I am new here. Can someone guide me what I am doing wrong in the following code. Seems to run fine when i check it on my computer but when i submit it on codechef, it says wrong answer.

thank you

#include <iostream>
#include <stdlib.h>
using namespace std;
int main()
{
    int Q;
    long int a,b;
    cin>>Q;
    if(Q>1000)
        {
            cout<<"Err: no. of queries too high";
            exit(1);
        }
    bool *p;
    p = new (nothrow) bool[Q];
    for(int i=0;i<Q;i++)
    {
        cin>>a>>b;
        if ((abs(a-b)==2))
            p[i]=1;
        else if((a-b)==1 && a%2==0)
            p[i]=1;
        else if((b-a)==1 && b%2==0)
            p[i]=1;
        else
            p[i]=0;
    }
    for(int i=0;i<Q;i++)
    {
        p[i]==1? cout<<"yes": cout<<"no";
        cout<<'\n';
    }

    delete[] p;
    return 0;

}

@kush0995 the output should be in caps ie. replace “yes” with “YES” and “no” with “NO” in your code.

happy coding:)

Hello everyone…
Another approach of solving this problem can be:-
1.finding minimum of two…min(a,b)
2.finding maximum of two…max(a,b)

#include "bits/stdc++.h"
using namespace std;
 
int main() {
	int t;
	cin>>t;
	while(t--)
	{
	    long int a,b;
	    cin>>a>>b;
	    int  mn=min(a,b);
	    int  mx=max(a,b);
	   double c=(double(mn-1))/2;
	   double d=(double(mx-2))/2;
	    if(abs(a-b)==2)
	    cout<<"YES\n";
	    else if(int(c)==c && d==int(d) && int(c)==int(d) )
	        cout<<"YES\n";
	    else
	    cout<<"NO\n";
	}
}
 it is checking for value in double and value in int to be same.

My code isn’t working. It works fine on my computer but when I submit it to codechef…it shows that I have a wrong answer…Can someone please please please tell me what is wrong with my code.

#include <stdio.h>

int main()
{
int i,queries,city_1,city_2;
printf(“Enter the number of queries you would like to check:\n”);
scanf("%d",&queries);
while(queries<=0)
{

 printf("Please enter valid number of queries:\n");
 scanf("%d",&queries);
}
while (queries>0)
{queries=queries-1;
printf("Enter numbers of city 1 and city 2 separated by a single space:\n");
scanf("%d%d",&city_1,&city_2);
if (city_1-city_2==1 || city_2-city_1==1)
 {if(city_1>city_2)
   i=city_2-1;
else    if (city_2>city_1)

i=city_1-1;

if (i%2==0)
printf(“YES\n”);
}
if(city_1-city_2==2 || city_2-city_1==2)
printf(“YES\n”);
else
printf(“NO\n”);

}

return 0;

}

Please upvote me I don’t have enough karma points to ask question. Thank you!
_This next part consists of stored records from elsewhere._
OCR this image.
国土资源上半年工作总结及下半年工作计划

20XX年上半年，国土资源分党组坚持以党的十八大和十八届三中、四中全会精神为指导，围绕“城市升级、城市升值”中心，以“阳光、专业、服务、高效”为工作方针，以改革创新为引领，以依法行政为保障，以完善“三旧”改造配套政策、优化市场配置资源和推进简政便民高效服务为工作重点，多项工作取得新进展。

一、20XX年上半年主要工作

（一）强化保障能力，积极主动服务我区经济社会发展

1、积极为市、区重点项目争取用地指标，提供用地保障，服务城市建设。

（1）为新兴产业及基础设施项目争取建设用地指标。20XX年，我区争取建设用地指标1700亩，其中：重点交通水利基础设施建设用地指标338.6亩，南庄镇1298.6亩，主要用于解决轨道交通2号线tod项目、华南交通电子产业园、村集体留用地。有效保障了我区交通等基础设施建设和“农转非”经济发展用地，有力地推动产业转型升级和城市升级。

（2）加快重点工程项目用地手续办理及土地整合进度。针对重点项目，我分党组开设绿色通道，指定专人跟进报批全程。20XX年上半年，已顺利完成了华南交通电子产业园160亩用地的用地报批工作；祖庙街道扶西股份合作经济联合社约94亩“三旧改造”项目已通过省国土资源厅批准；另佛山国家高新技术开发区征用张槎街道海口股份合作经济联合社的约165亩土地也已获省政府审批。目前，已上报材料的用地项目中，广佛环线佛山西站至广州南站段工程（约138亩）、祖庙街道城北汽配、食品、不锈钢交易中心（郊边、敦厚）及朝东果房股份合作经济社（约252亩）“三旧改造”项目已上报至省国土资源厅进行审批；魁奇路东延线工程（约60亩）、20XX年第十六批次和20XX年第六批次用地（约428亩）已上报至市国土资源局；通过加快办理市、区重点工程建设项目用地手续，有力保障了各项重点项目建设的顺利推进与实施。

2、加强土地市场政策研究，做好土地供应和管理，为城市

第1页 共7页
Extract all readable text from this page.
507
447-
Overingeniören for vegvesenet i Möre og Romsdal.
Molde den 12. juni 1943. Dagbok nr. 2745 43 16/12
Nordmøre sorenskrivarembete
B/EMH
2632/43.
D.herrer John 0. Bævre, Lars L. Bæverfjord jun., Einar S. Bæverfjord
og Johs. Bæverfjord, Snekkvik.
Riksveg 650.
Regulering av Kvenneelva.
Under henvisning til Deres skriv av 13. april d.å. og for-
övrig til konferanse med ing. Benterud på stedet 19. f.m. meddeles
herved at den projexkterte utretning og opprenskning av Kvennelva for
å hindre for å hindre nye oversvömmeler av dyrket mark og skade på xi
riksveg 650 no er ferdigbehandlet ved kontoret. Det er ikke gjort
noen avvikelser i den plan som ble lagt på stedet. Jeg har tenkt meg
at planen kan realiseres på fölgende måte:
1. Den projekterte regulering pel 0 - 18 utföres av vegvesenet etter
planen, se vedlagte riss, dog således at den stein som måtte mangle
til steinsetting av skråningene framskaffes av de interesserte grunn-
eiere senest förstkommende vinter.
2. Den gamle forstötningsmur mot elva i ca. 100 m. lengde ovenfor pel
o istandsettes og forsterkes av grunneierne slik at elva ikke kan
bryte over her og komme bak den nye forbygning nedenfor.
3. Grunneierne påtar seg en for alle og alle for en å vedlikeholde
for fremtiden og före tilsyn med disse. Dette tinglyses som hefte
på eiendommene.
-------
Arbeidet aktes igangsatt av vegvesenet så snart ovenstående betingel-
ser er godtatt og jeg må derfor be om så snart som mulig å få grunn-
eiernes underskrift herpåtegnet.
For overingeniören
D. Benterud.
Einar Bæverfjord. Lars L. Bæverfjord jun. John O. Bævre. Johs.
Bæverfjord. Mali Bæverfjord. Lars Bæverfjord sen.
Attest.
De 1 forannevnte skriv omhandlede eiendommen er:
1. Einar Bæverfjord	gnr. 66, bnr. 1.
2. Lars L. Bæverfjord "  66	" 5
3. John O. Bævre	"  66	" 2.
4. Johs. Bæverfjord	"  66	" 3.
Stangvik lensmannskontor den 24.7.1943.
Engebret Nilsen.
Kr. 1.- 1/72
I think it would be noteworthy to mention that one is not expected to check whether for example the road no. 3 and road no. 7 connects or not. Although it remains ambiguous in the question. I hope may be it gets mentioned in the editorial .If I am not wrong you just need to find the immediate road that is connected to the first no. “a”.

1 Like

it does not give desired result in following test cases
2 3
4 5
6 7
8 9
10 11

so on

tweek your code little bit

replace the 2nd else-if , you just need a single else if
think what to use instead of a in a%2 in 1st else-if

why mentioned bidirectional roads in the question? in that case we may reach any cities
but sample example clears the doubt

A Basic Solution

#include <bits/stdc++.h> 

#define ll long long int
#define ln "\n"
#define fast ios::sync_with_stdio(0); cin.tie(nullptr);

using namespace std;

void solve(){
    int a, b;
    cin >> a >> b;
    if(a>b) swap(a, b);
    if(a%2==1){
        if(a+1==b || a+2==b){
            cout << "YES\n";
            return;
        }
        else{
            cout << "NO\n";
            return;
        }
    }
    if(a%2==0){
        if(a+2==b || a-1==b){
            cout << "YES\n";
            return;
        }
        else{
            cout << "NO\n";
            return;
        }
    }
}



int main(){
    fast;

    int t; 
    cin >> t;
    while(t--){
        solve();
    }
    return 0;
}

Can someone tell why it is showing WA.

#include <stdio.h>

#include <math.h>

int main()

{

int t;

scanf("%d", &t);

while (t--)

{

    int a, b;

    scanf("%d%d", &a, &b);

    if (abs(a - b) == 2)

    {

        printf("YES\n");

    }

    else if (abs(a / 2 - b / 2) == 1)

    {

        printf("YES\n");

    }

    else

    {

        printf("NO\n");

    }

}

return 0;

}